October 7, 2011: STRATEGY PAGE


Saudi Arabia is expanding its towed artillery forces by purchasing 36 M777A2 155mm towed howitzers from the United States, along with 17,136 rounds of High Explosive (HE) ammunition and 2,304 rounds of longer range Rocket Assisted Projectiles (RAPs). Also being bought are 54 M119A2 105mm towed howitzers. 


The Saudis are also buying 432 HMMWV (hummer) vehicles to tow the guns, haul ammo and carry the crews and their gear. For fire control, they are also buying six AN/TPQ-36V Fire Finder Radar Systems (for spotting the location of enemy artillery firing towards them.) Finally, the Saudis are buying 24 Advanced Field Artillery Tactical Data Systems (AFATDS), which are computer-based fire control systems that can co-ordinate air strikes, mortars fire and howitzer fire.

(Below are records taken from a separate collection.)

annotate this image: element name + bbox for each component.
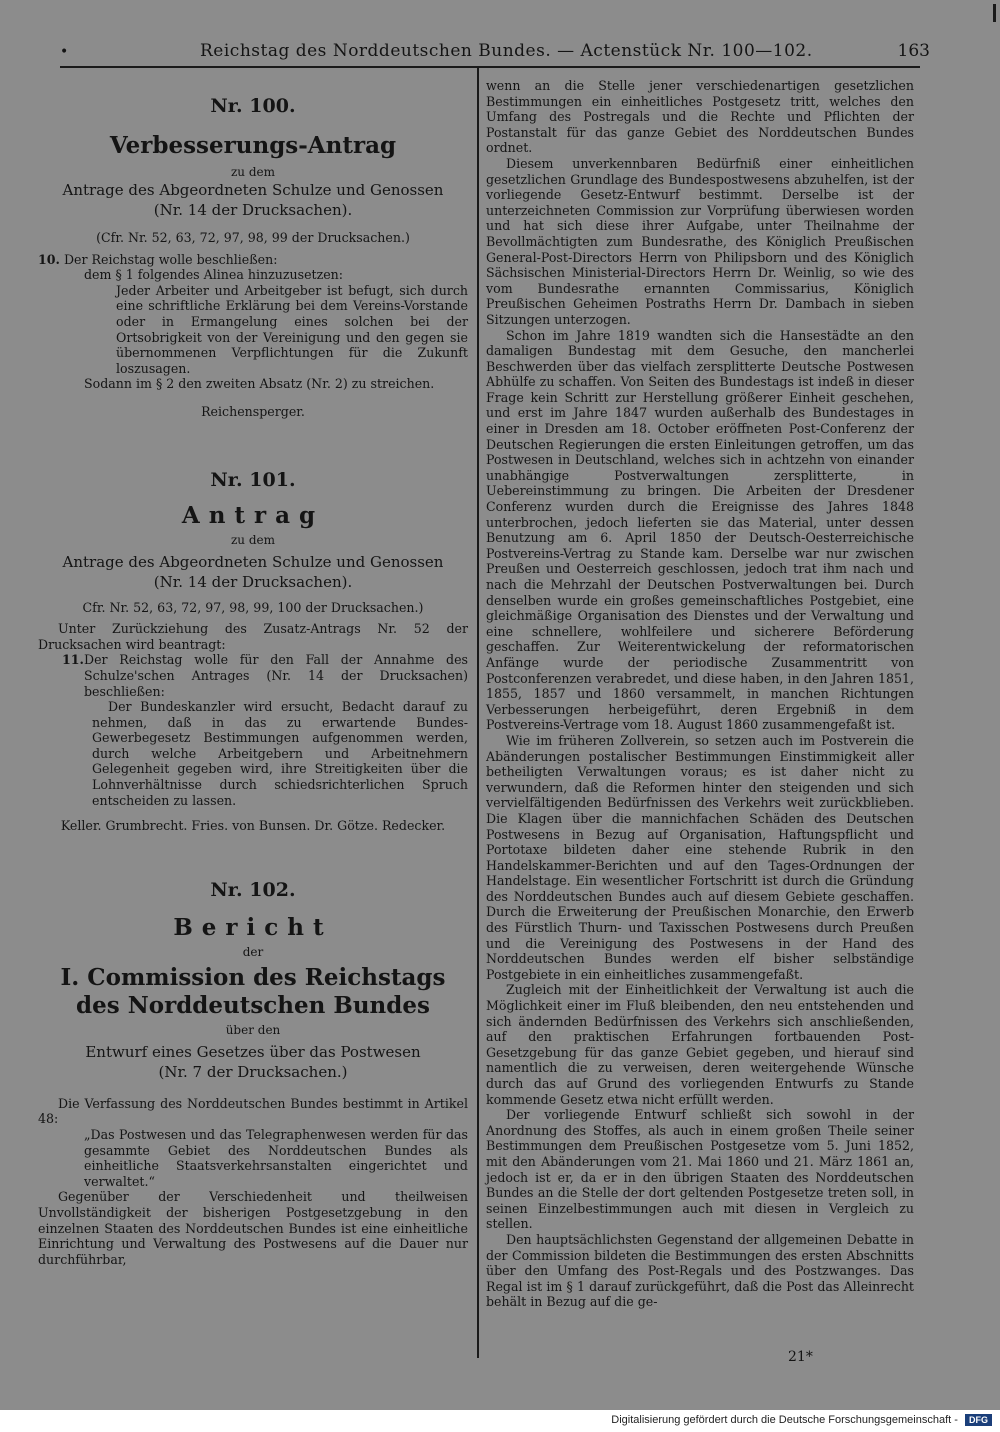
credit-text: Digitalisierung gefördert durch die Deutsche Forschungsgemeinschaft - bbox=[611, 1414, 958, 1426]
paragraph: Diesem unverkennbaren Bedürfniß einer einheitlichen gesetzlichen Grundlage des Bundespostwesens abzuhelfen, ist der vorliegende Gesetz-Entwurf bestimmt. Derselbe ist der unterzeichneten Commission zur Vorprüfung überwiesen worden und hat sich diese ihrer Aufgabe, unter Theilnahme der Bevollmächtigten zum Bundesrathe, des Königlich Preußischen General-Post-Directors Herrn von Philipsborn und des Königlich Sächsischen Ministerial-Directors Herrn Dr. Weinlig, so wie des vom Bundesrathe ernannten Commissarius, Königlich Preußischen Geheimen Postraths Herrn Dr. Dambach in sieben Sitzungen unterzogen. bbox=[486, 155, 914, 327]
dfg-logo: DFG bbox=[965, 1414, 992, 1426]
section-cfr: (Cfr. Nr. 52, 63, 72, 97, 98, 99 der Drucksachen.) bbox=[96, 230, 410, 245]
intro-paragraph: Unter Zurückziehung des Zusatz-Antrags Nr. 52 der Drucksachen wird beantragt: bbox=[38, 621, 468, 652]
header-marker: • bbox=[60, 44, 69, 60]
section-nr-102 bbox=[38, 878, 468, 1268]
quote: „Das Postwesen und das Telegraphenwesen werden für das gesammte Gebiet des Norddeutschen Bundes als einheitliche Staatsverkehrsanstalten eingerichtet und verwaltet.“ bbox=[84, 1127, 468, 1189]
paragraph: Der vorliegende Entwurf schließt sich sowohl in der Anordnung des Stoffes, als auch in einem großen Theile seiner Bestimmungen dem Preußischen Postgesetze vom 5. Juni 1852, mit den Abänderungen vom 21. Mai 1860 und 21. März 1861 an, jedoch ist er, da er in den übrigen Staaten des Norddeutschen Bundes an die Stelle der dort geltenden Postgesetze treten soll, in seinen Einzelbestimmungen auch mit diesen in Vergleich zu stellen. bbox=[486, 1107, 914, 1232]
motion-quote: Jeder Arbeiter und Arbeitgeber ist befugt, sich durch eine schriftliche Erklärung bei dem Vereins-Vorstande oder in Ermangelung eines solchen bei der Ortsobrigkeit von der Vereinigung und den gegen sie übernommenen Verpflichtungen für die Zukunft loszusagen. bbox=[116, 282, 468, 376]
header-rule bbox=[60, 66, 920, 68]
section-title: Antrag bbox=[181, 501, 325, 529]
section-title: Bericht bbox=[173, 913, 333, 941]
section-der: der bbox=[242, 944, 264, 959]
section-ueber: über den bbox=[225, 1022, 281, 1037]
motion-number: 10. bbox=[38, 251, 60, 267]
section-subtitle-2: (Nr. 14 der Drucksachen). bbox=[153, 572, 353, 591]
digitization-credit bbox=[611, 1414, 992, 1426]
paragraph: Schon im Jahre 1819 wandten sich die Hansestädte an den damaligen Bundestag mit dem Gesuche, den mancherlei Beschwerden über das vielfach zersplitterte Deutsche Postwesen Abhülfe zu schaffen. Von Seiten des Bundestags ist indeß in dieser Frage kein Schritt zur Herstellung größerer Einheit geschehen, und erst im Jahre 1847 wurden außerhalb des Bundestages in einer in Dresden am 18. October eröffneten Post-Conferenz der Deutschen Regierungen die ersten Einleitungen getroffen, um das Postwesen in Deutschland, welches sich in achtzehn von einander unabhängige Postverwaltungen zersplitterte, in Uebereinstimmung zu bringen. Die Arbeiten der Dresdener Conferenz wurden durch die Ereignisse des Jahres 1848 unterbrochen, jedoch lieferten sie das Material, unter dessen Benutzung am 6. April 1850 der Deutsch-Oesterreichische Postvereins-Vertrag zu Stande kam. Derselbe war nur zwischen Preußen und Oesterreich geschlossen, jedoch trat ihm nach und nach die Mehrzahl der Deutschen Postverwaltungen bei. Durch denselben wurde ein großes gemeinschaftliches Postgebiet, eine gleichmäßige Organisation des Dienstes und der Verwaltung und eine schnellere, wohlfeilere und sicherere Beförderung geschaffen. Zur Weiterentwickelung der reformatorischen Anfänge wurde der periodische Zusammentritt von Postconferenzen verabredet, und diese haben, in den Jahren 1851, 1855, 1857 und 1860 versammelt, in manchen Richtungen Verbesserungen herbeigeführt, deren Ergebniß in dem Postvereins-Vertrage vom 18. August 1860 zusammengefaßt ist. bbox=[486, 327, 914, 733]
signature: Reichensperger. bbox=[201, 403, 305, 419]
motion-text: Der Reichstag wolle für den Fall der Annahme des Schulze'schen Antrages (Nr. 14 der Drucksachen) beschließen: bbox=[84, 652, 468, 699]
section-zu-dem: zu dem bbox=[230, 532, 276, 547]
column-rule bbox=[477, 68, 479, 1358]
left-column bbox=[38, 94, 468, 1267]
motion-text-2: dem § 1 folgendes Alinea hinzuzusetzen: bbox=[84, 267, 344, 283]
section-subtitle-2: (Nr. 7 der Drucksachen.) bbox=[158, 1062, 348, 1081]
section-cfr: Cfr. Nr. 52, 63, 72, 97, 98, 99, 100 der Drucksachen.) bbox=[82, 599, 424, 615]
section-zu-dem: zu dem bbox=[230, 165, 276, 179]
sheet-signature: 21* bbox=[788, 1349, 813, 1365]
commission-title: I. Commission des Reichstags des Norddeutschen Bundes bbox=[60, 963, 446, 1019]
paragraph: Gegenüber der Verschiedenheit und theilweisen Unvollständigkeit der bisherigen Postgesetzgebung in den einzelnen Staaten des Norddeutschen Bundes ist eine einheitliche Einrichtung und Verwaltung des Postwesens auf die Dauer nur durchführbar, bbox=[38, 1189, 468, 1267]
section-heading: Nr. 101. bbox=[210, 468, 296, 491]
paragraph: Wie im früheren Zollverein, so setzen auch im Postverein die Abänderungen postalischer Bestimmungen Einstimmigkeit aller betheiligten Verwaltungen voraus; es ist daher nicht zu verwundern, daß die Reformen hinter den steigenden und sich vervielfältigenden Bedürfnissen des Verkehrs weit zurückblieben. Die Klagen über die mannichfachen Schäden des Deutschen Postwesens in Bezug auf Organisation, Haftungspflicht und Portotaxe bildeten daher eine stehende Rubrik in den Handelskammer-Berichten und auf den Tages-Ordnungen der Handelstage. Ein wesentlicher Fortschritt ist durch die Gründung des Norddeutschen Bundes auch auf diesem Gebiete geschaffen. Durch die Erweiterung der Preußischen Monarchie, den Erwerb des Fürstlich Thurn- und Taxisschen Postwesens durch Preußen und die Vereinigung des Postwesens in der Hand des Norddeutschen Bundes werden elf bisher selbständige Postgebiete in ein einheitliches zusammengefaßt. bbox=[486, 732, 914, 982]
section-nr-101 bbox=[38, 468, 468, 834]
section-subtitle: Entwurf eines Gesetzes über das Postwesen bbox=[85, 1042, 421, 1061]
section-subtitle: Antrage des Abgeordneten Schulze und Genossen bbox=[62, 552, 444, 571]
section-nr-100 bbox=[38, 94, 468, 420]
scan-edge-mark bbox=[993, 4, 996, 22]
paragraph: wenn an die Stelle jener verschiedenartigen gesetzlichen Bestimmungen ein einheitliches Postgesetz tritt, welches den Umfang des Postregals und die Rechte und Pflichten der Postanstalt für das ganze Gebiet des Norddeutschen Bundes ordnet. bbox=[486, 78, 914, 156]
paragraph: Den hauptsächlichsten Gegenstand der allgemeinen Debatte in der Commission bildeten die Bestimmungen des ersten Abschnitts über den Umfang des Post-Regals und des Postzwanges. Das Regal ist im § 1 darauf zurückgeführt, daß die Post das Alleinrecht behält in Bezug auf die ge- bbox=[486, 1231, 914, 1310]
signers: Keller. Grumbrecht. Fries. von Bunsen. Dr. Götze. Redecker. bbox=[60, 818, 446, 834]
section-heading: Nr. 102. bbox=[210, 878, 296, 901]
motion-text: Der Reichstag wolle beschließen: bbox=[63, 251, 278, 267]
header-title: Reichstag des Norddeutschen Bundes. — Actenstück Nr. 100—102. bbox=[200, 41, 813, 61]
motion-line bbox=[38, 252, 468, 268]
running-header bbox=[30, 38, 930, 66]
motion-text-3: Sodann im § 2 den zweiten Absatz (Nr. 2) zu streichen. bbox=[84, 376, 435, 392]
section-heading: Nr. 100. bbox=[210, 95, 296, 117]
section-title: Verbesserungs-Antrag bbox=[109, 132, 397, 159]
paragraph: Zugleich mit der Einheitlichkeit der Verwaltung ist auch die Möglichkeit einer im Fluß bleibenden, den neu entstehenden und sich ändernden Bedürfnissen des Verkehrs sich anschließenden, auf den praktischen Erfahrungen fortbauenden Post-Gesetzgebung für das ganze Gebiet gegeben, und hierauf sind namentlich die zu verweisen, deren weitergehende Wünsche durch das auf Grund des vorliegenden Entwurfs zu Stande kommende Gesetz etwa nicht erfüllt werden. bbox=[486, 982, 914, 1107]
motion-number: 11. bbox=[62, 652, 84, 668]
section-subtitle: Antrage des Abgeordneten Schulze und Genossen bbox=[62, 181, 444, 199]
motion-quote: Der Bundeskanzler wird ersucht, Bedacht darauf zu nehmen, daß in das zu erwartende Bundes-Gewerbegesetz Bestimmungen aufgenommen werden, durch welche Arbeitgebern und Arbeitnehmern Gelegenheit gegeben wird, ihre Streitigkeiten über die Lohnverhältnisse durch schiedsrichterlichen Spruch entscheiden zu lassen. bbox=[92, 699, 468, 808]
right-column bbox=[486, 78, 914, 1310]
section-subtitle-2: (Nr. 14 der Drucksachen). bbox=[153, 201, 353, 219]
motion-line bbox=[38, 652, 468, 699]
header-page-number: 163 bbox=[897, 41, 930, 61]
paragraph: Die Verfassung des Norddeutschen Bundes bestimmt in Artikel 48: bbox=[38, 1095, 468, 1127]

The M777 is a British design and, at four tons, is the lightest 155mm towed howitzer ever fielded. A crew of five fires regular rounds to 24 kilometers and RAP rounds to 40 kilometers. M777 Fire control is handled by computerized system that allows faster response time and more accurate shooting. Users have found the M777 accurate and reliable. The M119A2 is another British design. Each one weighs 2.1 tons, has a crew of five and a range 13.7 kilometers (19.5 kilometers with RAP shells).


Saudi Arabia already has some older towed 105mm howitzers, which the new ones will complement, and eventually replace. These howitzers are used in batteries of six guns.


Saudi Arabia is not buying any of the new GPS guided 155mm Excalibur shell. Excalibur makes 155mm shells as accurate as smart bombs, and is considered necessary when artillery is used in proximity to civilians. Excalibur also reduces the number of shells used. The Excalibur also doubles the M777 range, to 40 kilometers, without losing any accuracy.


While the Excalibur proved useful in Iraq, it didn't increase the workload of the few 155mm howitzers that were being used there. But Afghanistan was a different story, with the troops spread over a much larger area. This was the kind of situation that the new M777 towed 155mm howitzer was made for. So the army and marine artillery battalions attached to combat brigades are again training on their howitzers, and preparing to operate as artillerymen again, in Afghanistan. Saudi Arabia is expected to be more like Afghanistan as far as the Saudis are concerned.